March of this year, I danced at a ladies’ retreat at the local Baptist church. The music leader was a piano teacher. I heard from my dance teachers that she taught piano and struck up a conversation with her. In May, I started lessons with her. She left town for four months. FOUR MONTHS I have been flying solo without a teacher. She’s back now and starts teaching in January.
July of 2010, I got a real piano. It was always losing its tune, the pedals didn’t work, and the keys stuck something awful. We ran into some financial trouble later last year and early this year. Then, my dad started working again, and we found someone who would sell us a Kawai grand piano for a really good price. (And it only had 5 percent wear; essentially new!) We bought it in mid-September and it arrived at the beginning of October.
I wanted to quit piano in May of 2010. I had no motivation, no real reason to keep playing. Then I stumbled across Emily Bear on YouTube. She inspired me to keep playing because she was so young and so good. December of last year, she played at Carnegie Hall for the first time. Then I realized that piano was my passion.
Now, that was a lot. But that all shows God working things together for my good. “If God closes a door, He opens a window.” I was playing by ear and then started lessons. I started having problems with my piano teacher, danced at a retreat, and, in what many people would call sheer coincidence, met my new piano teacher. I thought about finding a new teacher when she was gone for so long, and then found out the weekend before I was going to make the phone calls that she was back in town. I needed a new piano (even my teacher said so) but we just didn’t have the money. My dad started working again and I got my beautiful Kawai grand. I wanted to quit because I didn’t have any motivation and then I discovered Emily Bear.

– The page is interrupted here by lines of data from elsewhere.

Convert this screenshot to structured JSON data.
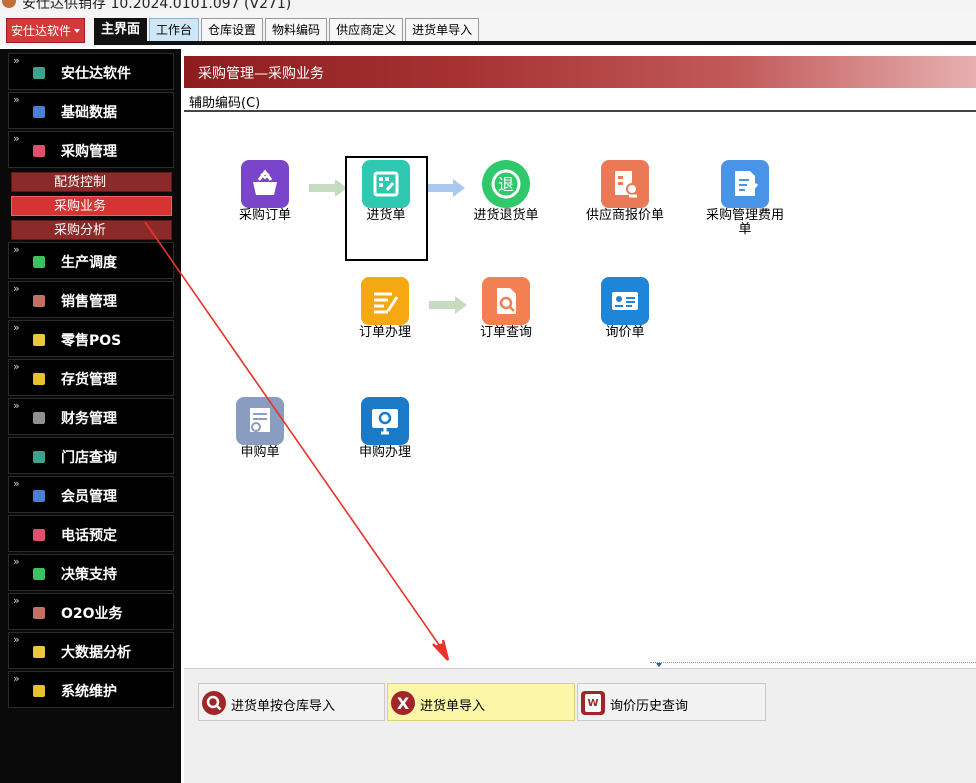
{
  "titlebar": {
    "text": "安仕达供销存 10.2024.0101.097 (V271)"
  },
  "toolbar": {
    "brand_label": "安仕达软件",
    "tabs": [
      "主界面",
      "工作台",
      "仓库设置",
      "物料编码",
      "供应商定义",
      "进货单导入"
    ]
  },
  "sidebar": {
    "items": [
      {
        "label": "安仕达软件",
        "icon": "module-icon",
        "color": "#3aa58a"
      },
      {
        "label": "基础数据",
        "icon": "module-icon",
        "color": "#4a7fd6"
      },
      {
        "label": "采购管理",
        "icon": "module-icon",
        "color": "#e0506a"
      },
      {
        "label": "生产调度",
        "icon": "module-icon",
        "color": "#3cc060"
      },
      {
        "label": "销售管理",
        "icon": "module-icon",
        "color": "#c07060"
      },
      {
        "label": "零售POS",
        "icon": "module-icon",
        "color": "#e8c840"
      },
      {
        "label": "存货管理",
        "icon": "module-icon",
        "color": "#e8c030"
      },
      {
        "label": "财务管理",
        "icon": "module-icon",
        "color": "#909090"
      },
      {
        "label": "门店查询",
        "icon": "module-icon",
        "color": "#3aa58a"
      },
      {
        "label": "会员管理",
        "icon": "module-icon",
        "color": "#4a7fd6"
      },
      {
        "label": "电话预定",
        "icon": "module-icon",
        "color": "#e0506a"
      },
      {
        "label": "决策支持",
        "icon": "module-icon",
        "color": "#3cc060"
      },
      {
        "label": "O2O业务",
        "icon": "module-icon",
        "color": "#c07060"
      },
      {
        "label": "大数据分析",
        "icon": "module-icon",
        "color": "#e8c840"
      },
      {
        "label": "系统维护",
        "icon": "module-icon",
        "color": "#e8c030"
      }
    ],
    "subitems": [
      "配货控制",
      "采购业务",
      "采购分析"
    ]
  },
  "header": {
    "title": "采购管理—采购业务"
  },
  "helper": {
    "label": "辅助编码(C)"
  },
  "flow": {
    "nodes": [
      {
        "label": "采购订单",
        "icon": "basket-icon",
        "color": "#7a45c8"
      },
      {
        "label": "进货单",
        "icon": "edit-grid-icon",
        "color": "#2ec9b0"
      },
      {
        "label": "进货退货单",
        "icon": "return-icon",
        "color": "#2fc86a"
      },
      {
        "label": "供应商报价单",
        "icon": "quote-doc-icon",
        "color": "#ea7a56"
      },
      {
        "label": "采购管理费用单",
        "icon": "edit-doc-icon",
        "color": "#4a94e8"
      },
      {
        "label": "订单办理",
        "icon": "list-pen-icon",
        "color": "#f6a812"
      },
      {
        "label": "订单查询",
        "icon": "search-doc-icon",
        "color": "#f28052"
      },
      {
        "label": "询价单",
        "icon": "id-card-icon",
        "color": "#1e86d8"
      },
      {
        "label": "申购单",
        "icon": "form-check-icon",
        "color": "#8a9cc0"
      },
      {
        "label": "申购办理",
        "icon": "monitor-gear-icon",
        "color": "#1a7ac8"
      }
    ]
  },
  "quick": [
    {
      "label": "进货单按仓库导入",
      "icon": "search-circle-icon",
      "color": "#a0262a"
    },
    {
      "label": "进货单导入",
      "icon": "excel-x-icon",
      "color": "#a0262a"
    },
    {
      "label": "询价历史查询",
      "icon": "word-w-icon",
      "color": "#a0262a"
    }
  ],
  "colors": {
    "accent": "#8d1d1d",
    "active_sub": "#d63434",
    "annotation_arrow": "#e8332a"
  }
}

God works all things together for good. ALL THINGS TOGETHER FOR GOOD. ALL THINGS.
I haven’t had encouragement from my relatives, but my friends encourage me more than I imagined possible. All things together for good. Always.
I see my friends just surrender to their relatives and give up on their biggest dreams. It makes me cry. I don’t want the very people who encourage me to pursue my dreams to give up on their own.
If you wait for Him to tell you what He wants you to do, He’ll work it out. Always. If you are lacking something that you need to fulfill His plans for you, He’ll give you what you need. Always. And, no matter what you do, He’s there for you. Always.
Don’t give up. God will support you. Always.